Подняв немного руку и театрально возвысив голос, он с расстановкой произнес:
— Государь император… внемля мольбам матери… высочайше повелел каторгу без срока заменить вам каторгой двадцатилетней.
И, помолчав, прибавил:
— Срок кончается 28 сентября 1904 года.
При словах «государь император», произнесенных с особо важной интонацией, я подумала: запоздавшая кара за «погоны», и это было бы лучше, чем то, что я услыхала дальше.
Я стояла ошеломленная. Думая, что тут какое-то недоразумение, потому что, зная мои взгляды, мать не могла, не должна была просить о помиловании, я задала нелепый вопрос:
— Эта общая мера или относится только ко мне?
— Только к вам, — с резким неудовольствием буркнул комендант…»
По-прежнему стояли белые стены крепости и речные воды по-прежнему монотонно набегали на плоские берега.

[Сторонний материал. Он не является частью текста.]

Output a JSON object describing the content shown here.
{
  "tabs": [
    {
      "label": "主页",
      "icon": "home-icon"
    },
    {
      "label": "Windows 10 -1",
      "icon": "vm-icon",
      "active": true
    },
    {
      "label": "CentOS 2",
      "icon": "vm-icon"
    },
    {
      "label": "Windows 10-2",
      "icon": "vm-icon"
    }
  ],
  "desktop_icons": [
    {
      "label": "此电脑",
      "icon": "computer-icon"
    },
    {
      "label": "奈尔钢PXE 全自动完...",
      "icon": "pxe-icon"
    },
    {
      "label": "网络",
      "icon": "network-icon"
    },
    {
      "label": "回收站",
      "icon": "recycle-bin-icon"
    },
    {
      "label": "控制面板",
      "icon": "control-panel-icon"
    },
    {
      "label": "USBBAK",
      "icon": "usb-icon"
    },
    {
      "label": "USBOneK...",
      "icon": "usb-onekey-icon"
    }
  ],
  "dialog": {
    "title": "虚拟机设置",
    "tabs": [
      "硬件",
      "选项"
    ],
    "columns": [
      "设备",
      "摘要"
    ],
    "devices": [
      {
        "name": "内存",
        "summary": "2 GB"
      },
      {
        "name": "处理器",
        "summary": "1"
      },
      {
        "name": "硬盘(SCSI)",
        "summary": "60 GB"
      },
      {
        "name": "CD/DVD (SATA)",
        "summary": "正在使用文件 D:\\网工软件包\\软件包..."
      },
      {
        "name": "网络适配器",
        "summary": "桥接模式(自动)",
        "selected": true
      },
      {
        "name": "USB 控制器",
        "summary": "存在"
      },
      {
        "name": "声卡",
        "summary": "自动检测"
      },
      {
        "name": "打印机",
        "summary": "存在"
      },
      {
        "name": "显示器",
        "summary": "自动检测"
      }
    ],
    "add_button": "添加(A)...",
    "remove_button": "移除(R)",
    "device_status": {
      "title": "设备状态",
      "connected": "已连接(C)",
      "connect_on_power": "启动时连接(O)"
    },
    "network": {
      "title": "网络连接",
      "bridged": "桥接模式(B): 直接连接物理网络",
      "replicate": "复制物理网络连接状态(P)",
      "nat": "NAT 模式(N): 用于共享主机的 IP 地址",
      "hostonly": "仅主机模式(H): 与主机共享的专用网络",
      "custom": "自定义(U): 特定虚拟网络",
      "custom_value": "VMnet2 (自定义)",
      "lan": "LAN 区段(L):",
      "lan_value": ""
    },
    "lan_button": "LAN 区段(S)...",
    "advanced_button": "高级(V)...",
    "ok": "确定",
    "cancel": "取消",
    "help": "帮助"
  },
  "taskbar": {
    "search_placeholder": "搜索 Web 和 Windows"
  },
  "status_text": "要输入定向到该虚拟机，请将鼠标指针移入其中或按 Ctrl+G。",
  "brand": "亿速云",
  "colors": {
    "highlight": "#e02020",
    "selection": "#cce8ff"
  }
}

Зато внутри Веры Николаевны теперь все полыхало от возмущения: прошение матери перечеркнуло все ее страдания и муки.
«С горьким чувством постучала я товарищам о свалившемся на меня несчастье, потому что несчастьем для меня было помилование.
Откуда оно свалилось на меня? Как могла мать, моя твердая, мужественная мать, «молить» о пощаде для меня?
Без слез, без хотя бы мимолетной слабости она проводила в Сибирь одну за другой двух дочерей, а когда прощалась со мной, не она ли дала мне слово не просить никаких смягчений для меня?..
Обращением к царской милости мать нарушила мою волю: я не хотела милости; я хотела вместе с товарищами-народовольцами исчерпать до конца свою долю. Теперь, не спросив меня, без моего ведома и согласия мать ломала мою жизнь. Можно ли оскорбить сильнее! Как могла она поступить так? Она, так уважавшая чужое убеждение, чужую личность и меня учившая тому же уважению. Так грубо, так произвольно ломать чужую жизнь! Так разбивать в куски чужую волю!..
Через три дня объяснение пришло.
Писала мать, писала прощальное письмо: она при смерти… три месяца, как не встает… два раза делали операцию.